Another explanation is that using whatever bit pattern with Eraser does not actually write that bit pattern on the drive. Remember that SSDs have smart wear-leveling; thus, the LBA view of the drive is diffferent from the actual physical layout of the drive.

See http://www.ocztechnologyforum....showthread.php?t=53470
 

jimhsu

Senior member
Mar 22, 2009
705
0
76
PS The point of SECURE ERASE is to basically tell the SSD that all blocks are valid for writing by 1) clearing all entries in the LBA, and 2) resetting all locations to an erased state "1". Currently eraser cannot do this.
 

sxr7171

Diamond Member
Jun 21, 2002
5,079
40
91
Couldn't there in theory be a program that in theory could write "1" bits to all unused areas of the drive while the OS is still on the drive? Would that help the situation?
 

taltamir

Lifer
Mar 21, 2004
13,576
6
76
Originally posted by: sxr7171
Couldn't there in theory be a program that in theory could write "1" bits to all unused areas of the drive while the OS is still on the drive? Would that help the situation?
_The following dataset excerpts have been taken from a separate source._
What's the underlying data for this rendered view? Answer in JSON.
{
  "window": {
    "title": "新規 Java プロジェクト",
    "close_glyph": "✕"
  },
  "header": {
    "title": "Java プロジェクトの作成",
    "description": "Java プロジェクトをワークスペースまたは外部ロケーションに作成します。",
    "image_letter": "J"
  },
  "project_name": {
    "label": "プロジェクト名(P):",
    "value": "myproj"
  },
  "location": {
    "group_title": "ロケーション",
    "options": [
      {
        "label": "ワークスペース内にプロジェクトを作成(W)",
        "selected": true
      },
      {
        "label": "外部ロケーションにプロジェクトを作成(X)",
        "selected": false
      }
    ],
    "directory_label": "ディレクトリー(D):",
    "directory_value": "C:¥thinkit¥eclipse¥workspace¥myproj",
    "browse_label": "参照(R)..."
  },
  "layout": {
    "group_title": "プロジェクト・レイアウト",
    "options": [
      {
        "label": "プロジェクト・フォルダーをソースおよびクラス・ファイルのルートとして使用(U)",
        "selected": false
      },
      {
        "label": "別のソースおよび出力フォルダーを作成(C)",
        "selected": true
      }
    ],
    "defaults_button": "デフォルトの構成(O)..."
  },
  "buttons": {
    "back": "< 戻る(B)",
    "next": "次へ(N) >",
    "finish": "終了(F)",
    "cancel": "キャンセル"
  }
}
its not write one, its remove the charge.

Heck MLC flash by definition can have a four possibilities in each cell as WELL as a "empty", so the "Write 1" is completely and utterly WRONG.

There are situations where the cell has no charge, if it was freshly erased,never written to, or if it failed. when that happens it will be registered as NO CHARGE rather than a 1...

And supposedly there is an intel program that can erase all cells on an SSD, should work with non intel drives as well.

http://www.anandtech.com/stora...howdoc.aspx?i=3531&p=5

this page shows a picture, it shows the 1s and 0s of flash, but when you ERASE it you completely remove all charge from the cell, meaning its neither 1 nor 0.
 

usernamereserved

Junior Member
Mar 7, 2009
17
0
0
When NAND is used in a MLC configuration it can store 2 bits of data.

00 the cell is full
01 the cell is partially full
10 the cell is partially empty
11 the cell is empty or contains no valid data

Writing zeros or ones to the drive will not erase the cells as has already been pointed out.
I know of only 3 ways to erase a cell.

1: Use a program such as HDDErase which does a secure erase and also wipes the LBA.
2: Use the command: secure erase from Unix/Linus
2: Flash the drive with a firmware which re-works the NAND anyway.